OpenGL is similar to GUI frameworks in the regard that it all works in one thread. GUI frameworks are actually much worse though. I am sure everybody's experienced a simple program with maybe just a "Stop" and a "Go" button. They push the button and some long work happens, but the GUI completely locks up and refuses to paint anymore. It's because the framework called back to the code doing the work, but that code didn't spawn off in its own thread. So it's hogging the GUI thread; the thread that issues the actual system-level draw commands.

I'm just dabbling in game stuff, so right now I only have two threads. One is for a scripting console and the other just has all the engine stuff crammed together.

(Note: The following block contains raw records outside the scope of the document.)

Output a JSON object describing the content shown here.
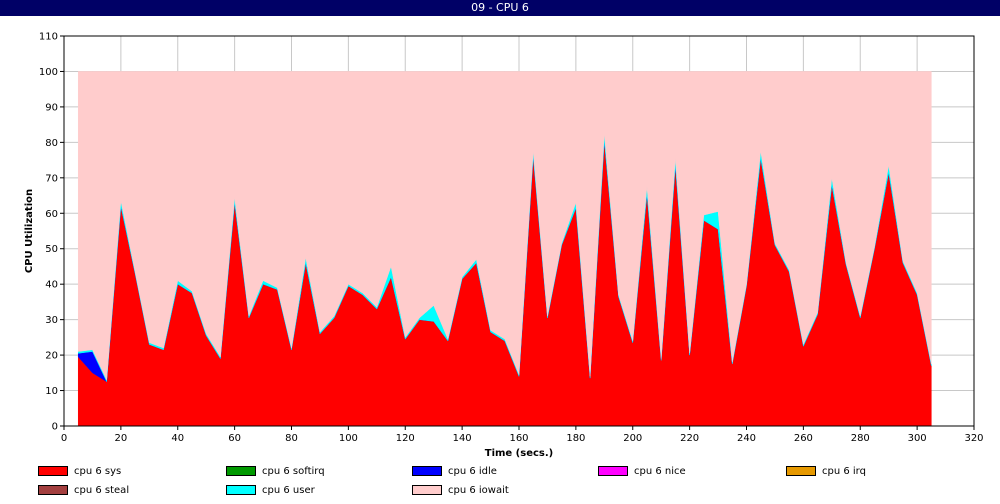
{
  "window": {
    "title": "09 - CPU 6"
  },
  "chart_data": {
    "type": "area",
    "xlabel": "Time (secs.)",
    "ylabel": "CPU Utilization",
    "xlim": [
      0,
      320
    ],
    "ylim": [
      0,
      110
    ],
    "xticks": [
      0,
      20,
      40,
      60,
      80,
      100,
      120,
      140,
      160,
      180,
      200,
      220,
      240,
      260,
      280,
      300,
      320
    ],
    "yticks": [
      0,
      10,
      20,
      30,
      40,
      50,
      60,
      70,
      80,
      90,
      100,
      110
    ],
    "grid": true,
    "stacked": true,
    "x": [
      5,
      10,
      15,
      20,
      25,
      30,
      35,
      40,
      45,
      50,
      55,
      60,
      65,
      70,
      75,
      80,
      85,
      90,
      95,
      100,
      105,
      110,
      115,
      120,
      125,
      130,
      135,
      140,
      145,
      150,
      155,
      160,
      165,
      170,
      175,
      180,
      185,
      190,
      195,
      200,
      205,
      210,
      215,
      220,
      225,
      230,
      235,
      240,
      245,
      250,
      255,
      260,
      265,
      270,
      275,
      280,
      285,
      290,
      295,
      300,
      305
    ],
    "series": [
      {
        "name": "cpu 6 sys",
        "color": "#ff0000",
        "values": [
          19.5,
          15,
          12.5,
          62,
          43,
          23,
          21.5,
          40,
          37.5,
          25.5,
          19,
          63,
          30.5,
          40,
          38.5,
          21.5,
          46,
          26,
          30.5,
          39.5,
          37,
          33,
          42,
          24.5,
          30,
          29.5,
          24,
          41.5,
          46,
          26.5,
          24,
          14,
          76,
          30.5,
          51,
          61.5,
          13.5,
          80.5,
          36.5,
          23.5,
          65.5,
          18.5,
          73.5,
          20,
          58,
          55.5,
          17.5,
          39.5,
          75.5,
          51,
          43.5,
          22.5,
          31.5,
          68,
          45.5,
          30.5,
          50,
          71.5,
          46,
          37,
          17
        ]
      },
      {
        "name": "cpu 6 softirq",
        "color": "#009900",
        "values": [
          0,
          0,
          0,
          0,
          0,
          0,
          0,
          0,
          0,
          0,
          0,
          0,
          0,
          0,
          0,
          0,
          0,
          0,
          0,
          0,
          0,
          0,
          0,
          0,
          0,
          0,
          0,
          0,
          0,
          0,
          0,
          0,
          0,
          0,
          0,
          0,
          0,
          0,
          0,
          0,
          0,
          0,
          0,
          0,
          0,
          0,
          0,
          0,
          0,
          0,
          0,
          0,
          0,
          0,
          0,
          0,
          0,
          0,
          0,
          0,
          0
        ]
      },
      {
        "name": "cpu 6 idle",
        "color": "#0000ff",
        "values": [
          1,
          6,
          0,
          0,
          0,
          0,
          0,
          0,
          0,
          0,
          0,
          0,
          0,
          0,
          0,
          0,
          0,
          0,
          0,
          0,
          0,
          0,
          0,
          0,
          0,
          0,
          0,
          0,
          0,
          0,
          0,
          0,
          0,
          0,
          0,
          0,
          0,
          0,
          0,
          0,
          0,
          0,
          0,
          0,
          0,
          0,
          0,
          0,
          0,
          0,
          0,
          0,
          0,
          0,
          0,
          0,
          0,
          0,
          0,
          0,
          0
        ]
      },
      {
        "name": "cpu 6 nice",
        "color": "#ff00ff",
        "values": [
          0,
          0,
          0,
          0,
          0,
          0,
          0,
          0,
          0,
          0,
          0,
          0,
          0,
          0,
          0,
          0,
          0,
          0,
          0,
          0,
          0,
          0,
          0,
          0,
          0,
          0,
          0,
          0,
          0,
          0,
          0,
          0,
          0,
          0,
          0,
          0,
          0,
          0,
          0,
          0,
          0,
          0,
          0,
          0,
          0,
          0,
          0,
          0,
          0,
          0,
          0,
          0,
          0,
          0,
          0,
          0,
          0,
          0,
          0,
          0,
          0
        ]
      },
      {
        "name": "cpu 6 irq",
        "color": "#e69900",
        "values": [
          0,
          0,
          0,
          0,
          0,
          0,
          0,
          0,
          0,
          0,
          0,
          0,
          0,
          0,
          0,
          0,
          0,
          0,
          0,
          0,
          0,
          0,
          0,
          0,
          0,
          0,
          0,
          0,
          0,
          0,
          0,
          0,
          0,
          0,
          0,
          0,
          0,
          0,
          0,
          0,
          0,
          0,
          0,
          0,
          0,
          0,
          0,
          0,
          0,
          0,
          0,
          0,
          0,
          0,
          0,
          0,
          0,
          0,
          0,
          0,
          0
        ]
      },
      {
        "name": "cpu 6 steal",
        "color": "#a33f3f",
        "values": [
          0,
          0,
          0,
          0,
          0,
          0,
          0,
          0,
          0,
          0,
          0,
          0,
          0,
          0,
          0,
          0,
          0,
          0,
          0,
          0,
          0,
          0,
          0,
          0,
          0,
          0,
          0,
          0,
          0,
          0,
          0,
          0,
          0,
          0,
          0,
          0,
          0,
          0,
          0,
          0,
          0,
          0,
          0,
          0,
          0,
          0,
          0,
          0,
          0,
          0,
          0,
          0,
          0,
          0,
          0,
          0,
          0,
          0,
          0,
          0,
          0
        ]
      },
      {
        "name": "cpu 6 user",
        "color": "#00ffff",
        "values": [
          0.5,
          0.5,
          0.5,
          1.5,
          0.5,
          0.5,
          0.5,
          1,
          0.5,
          0.5,
          0.5,
          1.5,
          0.5,
          1,
          0.5,
          0.5,
          1.5,
          0.5,
          0.5,
          0.5,
          0.5,
          0.5,
          3,
          0.5,
          0.5,
          4.5,
          0.5,
          0.5,
          1,
          0.5,
          0.5,
          0.5,
          1.5,
          0.5,
          0.5,
          1.5,
          0.5,
          2,
          0.5,
          0.5,
          2,
          0.5,
          2,
          0.5,
          1.5,
          5,
          0.5,
          0.5,
          2,
          0.5,
          0.5,
          0.5,
          0.5,
          2,
          0.5,
          0.5,
          0.5,
          2,
          0.5,
          0.5,
          0.5
        ]
      },
      {
        "name": "cpu 6 iowait",
        "color": "#ffcccc",
        "values": [
          79,
          78.5,
          87,
          36.5,
          56.5,
          76.5,
          78,
          59,
          62,
          74,
          80.5,
          35.5,
          69,
          59,
          61,
          78,
          52.5,
          73.5,
          69,
          60,
          62.5,
          66.5,
          55,
          75,
          69.5,
          66,
          75.5,
          58,
          53,
          73,
          75.5,
          85.5,
          22.5,
          69,
          48.5,
          37,
          86,
          17.5,
          63,
          76,
          32.5,
          81,
          24.5,
          79.5,
          40.5,
          39.5,
          82,
          60,
          22.5,
          48.5,
          56,
          77,
          68,
          30,
          54,
          69,
          49.5,
          26.5,
          53.5,
          62.5,
          82.5
        ]
      }
    ]
  }
}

I'll make that more elegant when I see generally what I need to do accomplish stuff, or else I'd be an analysis paralysis. There is a risk of exposing game objects that the scripting engine could modify while the engine is actively using it. Generally you'd want the engine to test for a transition in the scripted object's state and then react to that. In some cases they don't even need to hit a mutex because maybe it doesn't matter for the current frame; it can take care of the object's state change the next time around.

captainkitteh · Post by **captainkitteh** » Sat May 21, 2011 12:05 pm

Premature optimization is the root of all evil

I don't know who said but this word should be heeded. Unless you are absolutely sure you need the performance gain of multithreading don't do it. It might be an ego boost as a programmer to efficiently use all four cores on a modern CPU... but the fun disappears when the debugging starts !